Now, this story shows someone with quite an advanced deficit with the part of the brain that deals with “gnosis” – the knowing that an object is something, rather than just a shape – and other examples in that story show how advanced an issue the patient had.
Story 2. One of my elderly relatives has vascular dementia. It has lots of effects on them but one is perhaps relevant here. When they are sitting in their lounge, they can see all the way down the street. The problem that they have is that they can’t make out the distant shapes of what is going on at the end of the street, perhaps. So in the same way that when it is dark at night and you look out into the gloom, you see things that are not there, they see things that are not there in daytime. I know as a child, the lumps and bumps in my bedspread were enough for me to see a crocodile crawling up the covers in the dark, or the pattern and folds of material turned into a face hiding behind the curtain, etc. Our brains do this pattern-matching activity and present answers to us.

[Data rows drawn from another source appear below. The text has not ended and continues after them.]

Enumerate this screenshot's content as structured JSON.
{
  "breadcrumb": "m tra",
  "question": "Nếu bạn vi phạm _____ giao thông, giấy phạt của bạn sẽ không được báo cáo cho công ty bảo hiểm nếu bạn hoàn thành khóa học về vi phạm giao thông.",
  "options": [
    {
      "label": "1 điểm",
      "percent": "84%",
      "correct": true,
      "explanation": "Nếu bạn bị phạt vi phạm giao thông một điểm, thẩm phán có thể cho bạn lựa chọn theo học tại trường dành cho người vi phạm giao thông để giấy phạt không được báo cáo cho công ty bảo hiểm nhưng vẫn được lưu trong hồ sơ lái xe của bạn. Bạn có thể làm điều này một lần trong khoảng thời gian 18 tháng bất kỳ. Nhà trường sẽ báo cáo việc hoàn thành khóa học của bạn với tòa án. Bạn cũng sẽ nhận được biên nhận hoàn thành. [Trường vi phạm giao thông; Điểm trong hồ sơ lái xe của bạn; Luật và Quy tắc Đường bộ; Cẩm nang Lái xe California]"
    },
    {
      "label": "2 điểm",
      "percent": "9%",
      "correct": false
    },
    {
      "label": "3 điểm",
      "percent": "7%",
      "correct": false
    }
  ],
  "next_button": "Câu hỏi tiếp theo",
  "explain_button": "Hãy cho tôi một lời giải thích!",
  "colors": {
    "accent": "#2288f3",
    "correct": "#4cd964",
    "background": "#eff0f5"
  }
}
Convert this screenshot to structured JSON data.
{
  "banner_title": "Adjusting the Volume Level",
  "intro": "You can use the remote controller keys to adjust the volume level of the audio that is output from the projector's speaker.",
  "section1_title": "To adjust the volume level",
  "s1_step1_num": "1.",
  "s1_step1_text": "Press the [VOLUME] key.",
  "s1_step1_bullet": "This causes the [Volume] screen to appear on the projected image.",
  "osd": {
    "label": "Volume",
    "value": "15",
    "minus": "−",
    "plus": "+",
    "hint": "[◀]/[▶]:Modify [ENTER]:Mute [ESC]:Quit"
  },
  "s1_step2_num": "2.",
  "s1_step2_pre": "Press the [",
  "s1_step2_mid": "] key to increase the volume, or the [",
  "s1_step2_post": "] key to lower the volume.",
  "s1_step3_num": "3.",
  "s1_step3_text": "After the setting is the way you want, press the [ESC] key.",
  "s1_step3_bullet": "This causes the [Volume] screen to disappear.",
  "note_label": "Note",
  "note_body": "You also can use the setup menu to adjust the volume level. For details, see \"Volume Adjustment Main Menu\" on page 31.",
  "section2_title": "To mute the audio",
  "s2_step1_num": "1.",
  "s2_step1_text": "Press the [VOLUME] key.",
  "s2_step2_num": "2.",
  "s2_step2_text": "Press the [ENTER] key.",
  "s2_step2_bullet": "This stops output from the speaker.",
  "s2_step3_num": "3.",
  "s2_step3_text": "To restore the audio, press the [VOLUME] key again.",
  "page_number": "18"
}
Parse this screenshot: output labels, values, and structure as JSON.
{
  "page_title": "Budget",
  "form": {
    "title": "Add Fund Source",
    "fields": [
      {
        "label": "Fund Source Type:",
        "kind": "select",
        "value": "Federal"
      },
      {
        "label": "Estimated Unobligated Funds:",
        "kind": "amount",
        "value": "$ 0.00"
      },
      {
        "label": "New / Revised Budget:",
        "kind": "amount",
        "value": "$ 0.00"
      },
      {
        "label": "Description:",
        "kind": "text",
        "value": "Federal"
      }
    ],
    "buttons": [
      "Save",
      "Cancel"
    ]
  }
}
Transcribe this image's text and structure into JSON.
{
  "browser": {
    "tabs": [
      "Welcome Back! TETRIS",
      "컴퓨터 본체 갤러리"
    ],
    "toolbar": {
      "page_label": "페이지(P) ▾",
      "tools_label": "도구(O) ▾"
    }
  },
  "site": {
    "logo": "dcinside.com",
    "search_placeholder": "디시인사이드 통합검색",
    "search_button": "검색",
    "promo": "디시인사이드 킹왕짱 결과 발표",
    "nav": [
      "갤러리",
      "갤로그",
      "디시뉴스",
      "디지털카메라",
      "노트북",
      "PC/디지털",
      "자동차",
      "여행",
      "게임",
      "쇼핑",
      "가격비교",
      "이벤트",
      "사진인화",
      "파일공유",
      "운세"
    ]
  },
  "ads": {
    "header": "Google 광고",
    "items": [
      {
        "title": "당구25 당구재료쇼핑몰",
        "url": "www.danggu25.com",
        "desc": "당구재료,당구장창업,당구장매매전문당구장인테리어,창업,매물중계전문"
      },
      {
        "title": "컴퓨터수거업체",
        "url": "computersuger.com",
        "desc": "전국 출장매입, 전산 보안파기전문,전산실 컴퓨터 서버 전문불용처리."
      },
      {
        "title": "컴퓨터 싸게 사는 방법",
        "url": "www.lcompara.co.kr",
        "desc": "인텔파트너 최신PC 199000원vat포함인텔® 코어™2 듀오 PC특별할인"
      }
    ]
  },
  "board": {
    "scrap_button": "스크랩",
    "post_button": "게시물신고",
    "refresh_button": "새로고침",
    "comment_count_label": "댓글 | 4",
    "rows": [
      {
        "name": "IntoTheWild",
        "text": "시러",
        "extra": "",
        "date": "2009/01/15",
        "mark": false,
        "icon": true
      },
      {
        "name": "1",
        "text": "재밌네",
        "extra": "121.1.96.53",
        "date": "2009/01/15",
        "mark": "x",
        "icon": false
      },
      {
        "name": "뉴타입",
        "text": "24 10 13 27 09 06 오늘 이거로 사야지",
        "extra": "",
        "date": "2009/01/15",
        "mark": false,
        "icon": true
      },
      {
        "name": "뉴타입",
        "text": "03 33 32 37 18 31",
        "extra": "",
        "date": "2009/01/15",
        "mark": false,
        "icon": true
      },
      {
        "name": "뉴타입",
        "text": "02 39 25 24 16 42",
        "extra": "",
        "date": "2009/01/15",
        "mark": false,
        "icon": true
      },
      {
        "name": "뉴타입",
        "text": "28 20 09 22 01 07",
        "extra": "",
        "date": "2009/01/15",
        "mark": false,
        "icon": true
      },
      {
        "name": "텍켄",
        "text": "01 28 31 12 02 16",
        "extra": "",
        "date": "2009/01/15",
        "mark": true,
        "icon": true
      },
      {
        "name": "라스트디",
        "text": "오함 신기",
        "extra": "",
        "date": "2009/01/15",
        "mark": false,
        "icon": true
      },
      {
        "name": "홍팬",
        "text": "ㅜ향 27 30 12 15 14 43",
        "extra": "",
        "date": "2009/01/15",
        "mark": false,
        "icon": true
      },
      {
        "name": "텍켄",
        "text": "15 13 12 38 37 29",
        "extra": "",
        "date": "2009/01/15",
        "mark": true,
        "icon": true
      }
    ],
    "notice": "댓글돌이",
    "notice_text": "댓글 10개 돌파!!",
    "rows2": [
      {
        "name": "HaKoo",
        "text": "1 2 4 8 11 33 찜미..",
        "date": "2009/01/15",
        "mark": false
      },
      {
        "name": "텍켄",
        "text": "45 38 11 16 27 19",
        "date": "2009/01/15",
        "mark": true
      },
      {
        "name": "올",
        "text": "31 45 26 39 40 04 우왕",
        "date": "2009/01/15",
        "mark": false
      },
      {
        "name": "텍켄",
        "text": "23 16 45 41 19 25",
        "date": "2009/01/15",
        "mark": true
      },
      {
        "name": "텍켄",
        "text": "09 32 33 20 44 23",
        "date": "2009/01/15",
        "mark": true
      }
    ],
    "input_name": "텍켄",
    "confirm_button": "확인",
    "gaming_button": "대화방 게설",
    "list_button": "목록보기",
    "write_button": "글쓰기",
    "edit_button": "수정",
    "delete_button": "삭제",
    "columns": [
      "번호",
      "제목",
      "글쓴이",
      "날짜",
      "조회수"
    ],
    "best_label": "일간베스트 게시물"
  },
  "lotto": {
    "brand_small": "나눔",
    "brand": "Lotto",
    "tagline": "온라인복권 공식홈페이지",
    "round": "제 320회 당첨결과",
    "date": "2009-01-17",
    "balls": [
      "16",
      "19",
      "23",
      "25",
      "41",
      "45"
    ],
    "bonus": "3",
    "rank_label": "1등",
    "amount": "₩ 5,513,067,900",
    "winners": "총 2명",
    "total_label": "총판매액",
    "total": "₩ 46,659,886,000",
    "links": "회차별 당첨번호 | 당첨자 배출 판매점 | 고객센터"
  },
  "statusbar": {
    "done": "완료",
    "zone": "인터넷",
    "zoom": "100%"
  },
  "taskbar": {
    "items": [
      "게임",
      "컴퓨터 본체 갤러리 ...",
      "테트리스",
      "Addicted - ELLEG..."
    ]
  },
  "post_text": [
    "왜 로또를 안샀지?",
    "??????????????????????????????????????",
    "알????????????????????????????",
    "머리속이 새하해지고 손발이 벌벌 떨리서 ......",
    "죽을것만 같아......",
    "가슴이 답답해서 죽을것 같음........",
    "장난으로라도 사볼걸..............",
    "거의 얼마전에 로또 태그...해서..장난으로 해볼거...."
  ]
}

With my elderly relative, I think they are also starting to have a bit of an issue with that recognition part of their brain, that when a tree bows in the wind, they see a person walking at an odd angle in the street, or a car passing at the end of the road tempts them to see an aeroplane flying at nearly ground level. They know these things are not right and it worries them but it is probably a trick of the brain, doing the same as in story 1, that the pattern-matching of shapes to what they really are is not as good as it used to be and images of improbable things are being presented.
So… I wonder if your AVM is affecting the same part of your brain and is starting to present images of the wrong things to you.
As I say, I’ve no idea. I just know the one story and I know my relative sees things that we know aren’t there. I think it’s something to take up with a neurologist if it bothers you. I’m sure there could be other good reasons, too. So my ideas above may well be irrelevant: I’m not a doctor.
I do hope this helps. Very best wishes,
If I could make a self-diagnosis of what I’m experiencing, I say that I’m the one that’s imagining or visualizing these things but they have become a bit intrusive and out of my control at times. I don’t really feel that it’s a hallucination since they don’t look solid and only last a couple of seconds.
I’ve not had this, and it doesn’t describe in the book that I’ve read how these things appear but it strikes me that each individual part of the brain does a specific thing and if your AVM has affected the part of your brain that does this pattern-matching, then I don’t know how long it would present to you that what you can see is x before moving on to decide to decode it as y.
If it bothers you, it feels to me like a conversation to have with your primary care doctor and possibly a neurologist.